O que Macau realmente precisa para a indústria alimentar em rápido crescimento não são alguns influenciadores na Internet que não têm realmente conhecimentos sobre comida, ou chefs populares que são boa publicidade. Para promover a cultura gastronómica local, Macau deve procurar activamente a cooperação com as outras 180 cidades criativas reconhecidas pela UNESCO e posicionar a sua indústria gastronómica e cultural como parte da estratégia de desenvolvimento para a região. A cidade em si também precisa de mudar o seu foco de acolher festivais e exposições gastronómicas durante todo o ano, para investir mais recursos na documentação da cultura gastronómica local e na publicação de obras relevantes.

 

Ao contrário das promoções genéricas, a literatura sobre cultura gastronómica nunca se debruça apenas sobre aspectos técnicos.
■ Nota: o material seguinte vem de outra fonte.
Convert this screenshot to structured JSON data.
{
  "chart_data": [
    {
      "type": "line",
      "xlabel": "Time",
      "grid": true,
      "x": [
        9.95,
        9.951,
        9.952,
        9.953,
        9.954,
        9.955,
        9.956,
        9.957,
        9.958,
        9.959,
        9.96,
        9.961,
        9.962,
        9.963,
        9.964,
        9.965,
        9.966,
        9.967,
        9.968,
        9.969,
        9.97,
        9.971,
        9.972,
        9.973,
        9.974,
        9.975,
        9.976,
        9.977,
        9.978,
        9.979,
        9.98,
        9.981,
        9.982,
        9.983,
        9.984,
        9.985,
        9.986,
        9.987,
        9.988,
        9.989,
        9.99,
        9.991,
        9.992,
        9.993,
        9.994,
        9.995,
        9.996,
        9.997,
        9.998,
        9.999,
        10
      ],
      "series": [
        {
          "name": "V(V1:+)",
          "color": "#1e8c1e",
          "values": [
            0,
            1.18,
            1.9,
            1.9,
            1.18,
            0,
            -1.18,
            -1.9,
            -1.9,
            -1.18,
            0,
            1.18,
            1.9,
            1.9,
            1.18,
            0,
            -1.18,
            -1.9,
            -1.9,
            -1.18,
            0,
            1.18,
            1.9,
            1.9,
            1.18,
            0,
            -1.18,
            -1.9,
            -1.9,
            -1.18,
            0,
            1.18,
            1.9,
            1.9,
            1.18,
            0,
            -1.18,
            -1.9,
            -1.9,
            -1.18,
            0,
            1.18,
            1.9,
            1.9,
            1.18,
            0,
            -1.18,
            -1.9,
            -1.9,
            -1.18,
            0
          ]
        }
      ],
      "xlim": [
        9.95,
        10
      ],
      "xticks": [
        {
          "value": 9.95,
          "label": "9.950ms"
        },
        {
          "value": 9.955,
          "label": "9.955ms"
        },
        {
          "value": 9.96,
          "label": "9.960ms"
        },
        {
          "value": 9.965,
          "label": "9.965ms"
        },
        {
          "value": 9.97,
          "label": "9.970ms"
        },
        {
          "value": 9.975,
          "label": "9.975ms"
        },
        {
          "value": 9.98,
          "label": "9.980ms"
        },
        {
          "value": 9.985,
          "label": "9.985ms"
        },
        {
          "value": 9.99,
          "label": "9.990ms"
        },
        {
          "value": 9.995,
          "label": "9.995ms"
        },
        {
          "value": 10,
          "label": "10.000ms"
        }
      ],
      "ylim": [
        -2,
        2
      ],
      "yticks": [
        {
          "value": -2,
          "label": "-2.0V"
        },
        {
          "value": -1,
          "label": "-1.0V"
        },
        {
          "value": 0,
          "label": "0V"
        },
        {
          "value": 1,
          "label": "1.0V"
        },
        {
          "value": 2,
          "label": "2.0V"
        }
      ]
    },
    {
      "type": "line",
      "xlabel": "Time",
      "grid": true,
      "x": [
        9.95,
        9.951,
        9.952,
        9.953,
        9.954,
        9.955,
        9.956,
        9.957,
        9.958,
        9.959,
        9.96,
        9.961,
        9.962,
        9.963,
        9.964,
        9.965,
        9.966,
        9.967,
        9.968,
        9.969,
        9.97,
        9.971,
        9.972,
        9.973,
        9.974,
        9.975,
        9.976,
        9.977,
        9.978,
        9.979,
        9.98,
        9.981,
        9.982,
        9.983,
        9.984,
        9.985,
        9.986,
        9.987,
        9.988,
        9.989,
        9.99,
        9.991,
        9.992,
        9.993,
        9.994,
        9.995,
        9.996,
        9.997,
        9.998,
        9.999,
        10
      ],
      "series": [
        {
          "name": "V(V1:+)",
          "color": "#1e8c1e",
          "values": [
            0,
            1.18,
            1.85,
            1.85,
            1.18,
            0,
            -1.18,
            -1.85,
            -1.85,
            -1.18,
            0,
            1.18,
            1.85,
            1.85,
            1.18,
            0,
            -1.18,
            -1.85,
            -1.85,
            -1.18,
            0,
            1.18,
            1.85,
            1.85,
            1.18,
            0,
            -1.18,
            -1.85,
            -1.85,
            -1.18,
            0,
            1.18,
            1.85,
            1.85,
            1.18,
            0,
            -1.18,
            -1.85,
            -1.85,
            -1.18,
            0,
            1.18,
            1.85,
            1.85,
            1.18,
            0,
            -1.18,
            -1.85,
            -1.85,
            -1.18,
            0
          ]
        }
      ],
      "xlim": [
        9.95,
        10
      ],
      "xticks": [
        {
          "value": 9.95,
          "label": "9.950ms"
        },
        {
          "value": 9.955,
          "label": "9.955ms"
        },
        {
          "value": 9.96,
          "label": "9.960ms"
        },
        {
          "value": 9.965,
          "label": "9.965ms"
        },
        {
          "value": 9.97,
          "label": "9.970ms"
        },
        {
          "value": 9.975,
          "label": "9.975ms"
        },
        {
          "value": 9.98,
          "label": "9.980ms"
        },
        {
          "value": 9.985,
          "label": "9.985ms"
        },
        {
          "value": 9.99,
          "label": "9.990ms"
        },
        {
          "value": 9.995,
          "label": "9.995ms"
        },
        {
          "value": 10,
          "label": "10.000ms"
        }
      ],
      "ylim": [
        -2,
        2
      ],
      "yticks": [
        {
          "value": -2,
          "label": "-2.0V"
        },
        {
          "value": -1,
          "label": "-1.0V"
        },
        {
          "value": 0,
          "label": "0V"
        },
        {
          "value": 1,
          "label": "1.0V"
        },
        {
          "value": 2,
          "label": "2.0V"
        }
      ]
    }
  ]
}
Em vez disso, conta histórias que envolvem a sociedade, a nação, experiências pessoais e estéticas. Macau experimentou muitas dificuldades que também envolveram comida. Por exemplo, Portugal, o antigo colonizador de Macau, não só trouxe a guerra para a região, mas também especiarias e o comércio do chá. A cidade também passou fome durante a guerra anti-japonesa. A cozinha macaense é um produto da fusão de diferentes culturas. A sua história pode conduzir-nos até às empregadas domésticas provenientes de Shunde e às famílias portuguesas de Macau. Se o governo de Macau quiser posicionar a cultura gastronómica como parte da estratégia de desenvolvimento do seu poder suave, mais esforços devem ser investidos na publicação e promoção de livros relevantes. Isso ajudará a difundir o charme da cultura gastronómica de Macau e a construir uma marca de livros sobre comida em Macau.

 

Bourdain descreveu a culinária como um relacionamento de longo prazo, o que significa que há momentos gloriosos que coexistem com momentos absurdos. Assim como num relacionamento romântico, quando recordamos o processo de cozinhar, lembramo-nos sempre dos bons velhos tempos e das coisas que nos atraíram em primeiro lugar. Lembramo-nos daqueles que despertaram a nossa curiosidade e nos incentivaram a explorar mais. O que queremos para Macau? Queremos apresentar ao público imagens de comida deliciosa em Macau que façam babar? Ou queremos atraí-lo através de histórias e memórias envolventes que o façam desejar mais e voltar para a explorar?